The focal point of 2014, the reason why it is receiving so much attention and hype, will
be the elections in April and the governmental transition of power. Replacing Hamid Karzai,
Afghanistan’s first democratically elected president, will be a challenge – one that will affect the
stability of the country and the entire region. Those trained by the U.S. do not necessarily have
the political patronage, or legitimacy, to become effective rulers and many potential leaders have
left Afghanistan to seek asylum in Europe. The political position of the next president will also
dictate who will be appointed to lower level regional offices. A more progressive Tajik president
would be more inclined to appoint the children of current and former party officials who have
been trained in the west. This generation’s new perspective, however, may not be as welcomed
under a more conservative, former mujahideen fighter such as Abdul Rassoul Sayyaf. The next
president’s actions and beliefs will also dictate Taliban and al-Qaeda activity in the coming
years. Deterring these groups’ reemergence will also largely depend on continued momentum,
strength and effectiveness of Afghan military forces.

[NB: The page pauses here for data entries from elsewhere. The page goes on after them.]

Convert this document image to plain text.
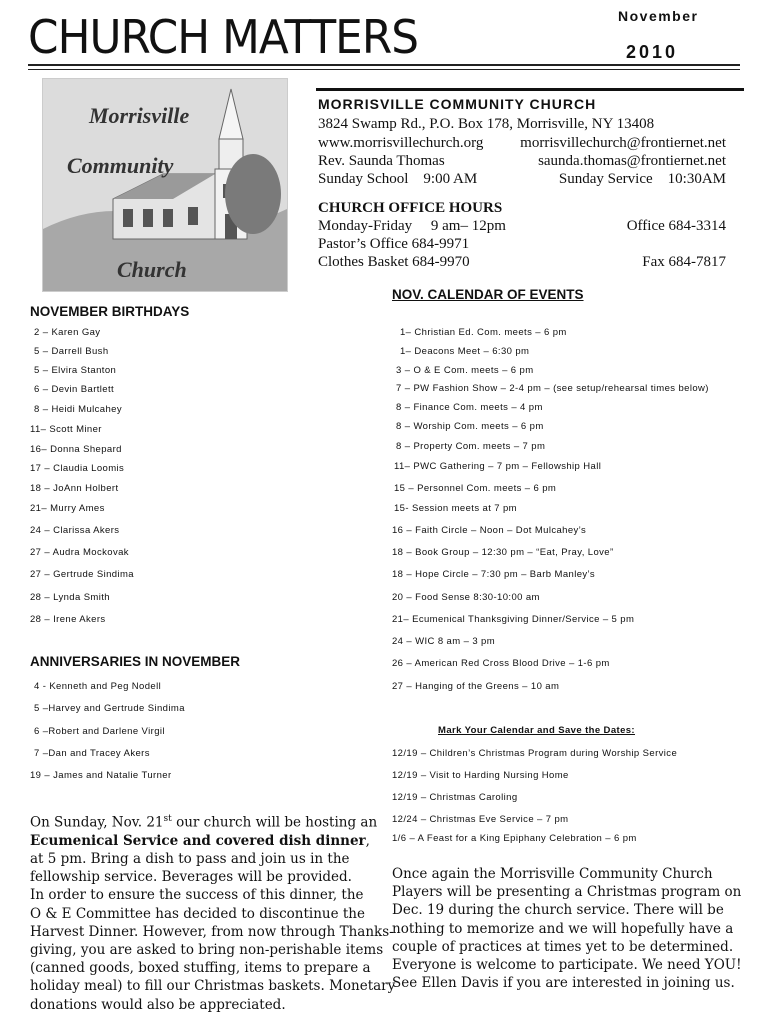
CHURCH MATTERS	November
2010
Morrisville
Community
Church
MORRISVILLE COMMUNITY CHURCH
3824 Swamp Rd., P.O. Box 178, Morrisville, NY 13408
www.morrisvillechurch.org morrisvillechurch@frontiernet.net
Rev. Saunda Thomas	saunda.thomas@frontiernet.net
Sunday School    9:00 AM	Sunday Service    10:30AM
CHURCH OFFICE HOURS
Monday-Friday     9 am– 12pm	Office 684-3314
Pastor’s Office 684-9971
Clothes Basket 684-9970	Fax 684-7817
NOVEMBER BIRTHDAYS
2 – Karen Gay
5 – Darrell Bush
5 – Elvira Stanton
6 – Devin Bartlett
8 – Heidi Mulcahey
11– Scott Miner
16– Donna Shepard
17 – Claudia Loomis
18 – JoAnn Holbert
21– Murry Ames
24 – Clarissa Akers
27 – Audra Mockovak
27 – Gertrude Sindima
28 – Lynda Smith
28 – Irene Akers
ANNIVERSARIES IN NOVEMBER
4 - Kenneth and Peg Nodell
5 –Harvey and Gertrude Sindima
6 –Robert and Darlene Virgil
7 –Dan and Tracey Akers
19 – James and Natalie Turner
NOV. CALENDAR OF EVENTS
1– Christian Ed. Com. meets – 6 pm
1– Deacons Meet – 6:30 pm
3 – O & E Com. meets – 6 pm
7 – PW Fashion Show – 2-4 pm – (see setup/rehearsal times below)
8 – Finance Com. meets – 4 pm
8 – Worship Com. meets – 6 pm
8 – Property Com. meets – 7 pm
11– PWC Gathering – 7 pm – Fellowship Hall
15 – Personnel Com. meets – 6 pm
15- Session meets at 7 pm
16 – Faith Circle – Noon – Dot Mulcahey’s
18 – Book Group – 12:30 pm – “Eat, Pray, Love”
18 – Hope Circle – 7:30 pm – Barb Manley’s
20 – Food Sense 8:30-10:00 am
21– Ecumenical Thanksgiving Dinner/Service – 5 pm
24 – WIC 8 am – 3 pm
26 – American Red Cross Blood Drive – 1-6 pm
27 – Hanging of the Greens – 10 am
Mark Your Calendar and Save the Dates:
12/19 – Children’s Christmas Program during Worship Service
12/19 – Visit to Harding Nursing Home
12/19 – Christmas Caroling
12/24 – Christmas Eve Service – 7 pm
1/6 – A Feast for a King Epiphany Celebration – 6 pm
On Sunday, Nov. 21st our church will be hosting an
Ecumenical Service and covered dish dinner,
at 5 pm. Bring a dish to pass and join us in the
fellowship service. Beverages will be provided.
In order to ensure the success of this dinner, the
O & E Committee has decided to discontinue the
Harvest Dinner. However, from now through Thanks-
giving, you are asked to bring non-perishable items
(canned goods, boxed stuffing, items to prepare a
holiday meal) to fill our Christmas baskets. Monetary
donations would also be appreciated.
Once again the Morrisville Community Church
Players will be presenting a Christmas program on
Dec. 19 during the church service. There will be
nothing to memorize and we will hopefully have a
couple of practices at times yet to be determined.
Everyone is welcome to participate. We need YOU!
See Ellen Davis if you are interested in joining us.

As Americans, we are so accustomed to U.S. intervention in various forms around the
world, that continued involvement and intervention in Afghanistan is assumed and would go
unquestioned. As long as evidence of continued involvement is not publically displayed
regularly, the U.S. is generally apathetic to on-the-ground or peripheral activity. The U.S. is
more concerned with the media coverage resulting from the failure of Afghanistan’s
constitutional democracy that they helped put in place. Because democracy, liberalism and
nation building are such central themes in American foreign policy rhetoric, more attention will
be focused on the government and less on the continued security efforts in the country. After all,
U.S. troops are still stationed on the Korean peninsula, in parts of Germany and on bases built in
the Gulf in 1991 during the war. No matter what the Bilateral Security Agreement outlines, or
whether or not one is achieved, the United States’ role as world policeman will continue in
Afghanistan and/or the surrounding region. Overall, I am still deeply skeptical of continued U.S.
involvement and its consequences, but Dr. Long was quite persuasive in laying out the perhaps
even more negative consequences of the United States not being involved.